Именно «мечу громы». До сих пор это было «словно ласковый взгляд на то, что в мыслях вызывает тысячу милых воспоминаний». Теперь начинается новая эпоха, эпоха громов. Ведь это еще — о чем мы так часто забываем — байроновское время, романтический век, великая всеевропейская эпоха Бури и Натиска. Мы же в те времена более всех других европейских наций имели поводов, чтобы ударить кулаком по клавишам. Так родилось это своеобразнейшее явление: польский романтизм. Так появляются «Дзяды», «Кордиан», «Скерцо си минор».

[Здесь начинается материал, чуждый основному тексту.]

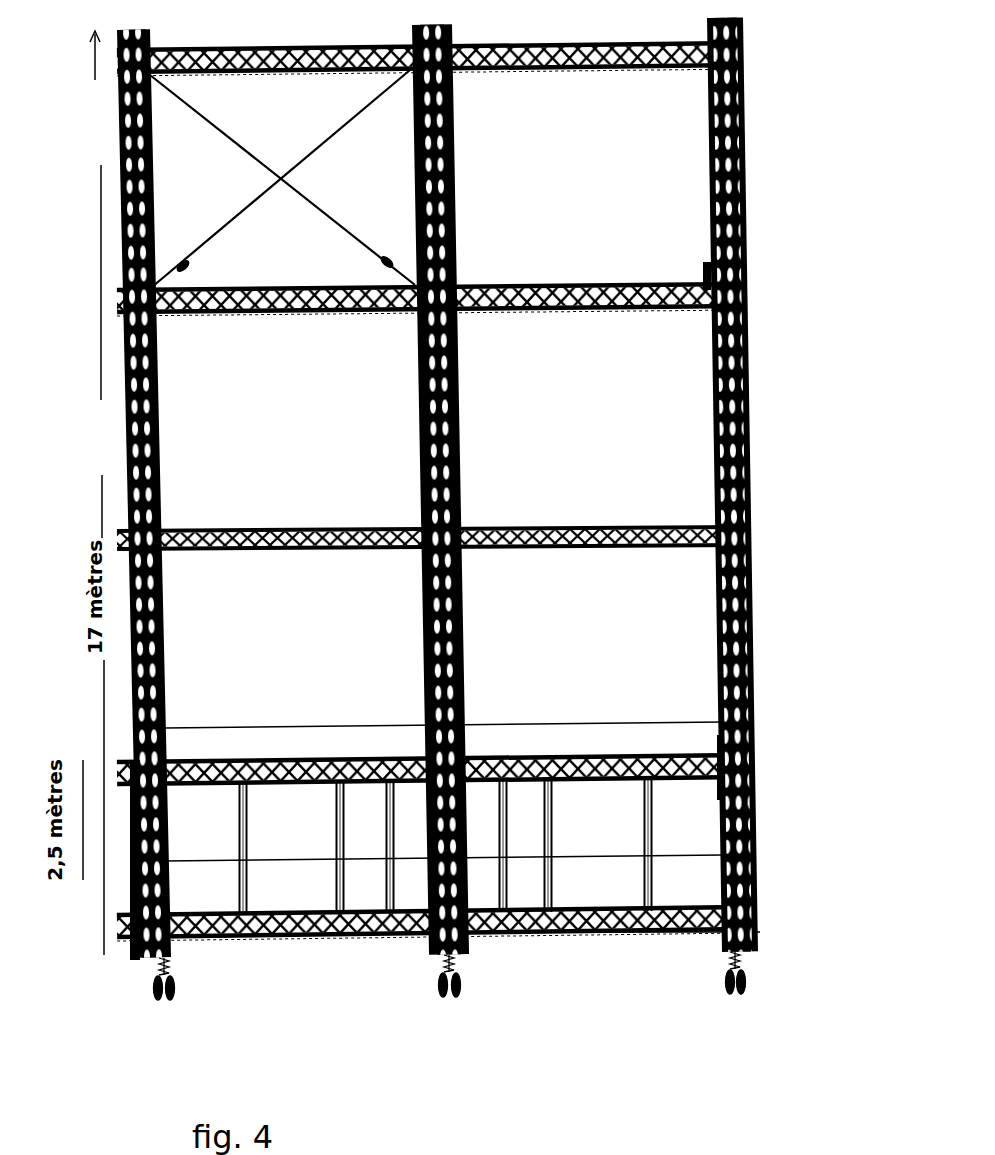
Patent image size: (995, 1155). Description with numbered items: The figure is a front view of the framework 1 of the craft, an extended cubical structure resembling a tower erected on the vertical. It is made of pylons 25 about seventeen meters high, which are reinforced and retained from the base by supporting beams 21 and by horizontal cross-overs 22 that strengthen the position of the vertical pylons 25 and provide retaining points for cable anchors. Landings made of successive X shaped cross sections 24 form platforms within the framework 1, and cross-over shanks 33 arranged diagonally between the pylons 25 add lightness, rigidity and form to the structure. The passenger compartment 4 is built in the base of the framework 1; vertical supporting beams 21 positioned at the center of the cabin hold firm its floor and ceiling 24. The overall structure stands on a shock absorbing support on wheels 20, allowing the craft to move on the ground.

Музыка Шопена кажется нам вечной, вневременной. Однако она глубоко связана со своей эпохой; мы уже говорили об общности языка Шопена, Фильда, Гуммеля, Мошелеса. Этот язык был также родствен и языку тогдашней литературы. Шопен в этом отношении чрезвычайно осторожен, он не подпадает под безраздельное влияние романтической литературы, как Берлиоз и даже Лист. Он прежде всего музыкант. Но в то же время он и поляк, трагедия родины ставит его в такое же положение, как и наших поэтов, — трагический надрыв превращается в ту трещину, через которую в «абсолютную» музыку Шопена проникает литература. Я не говорю здесь о выражении. Оно всегда было цепью Шопена, поскольку выражение и вообще-то является целью его искусства. Я говорю тут об определенной литературной программе, которую художник делает своей отчетливой целью.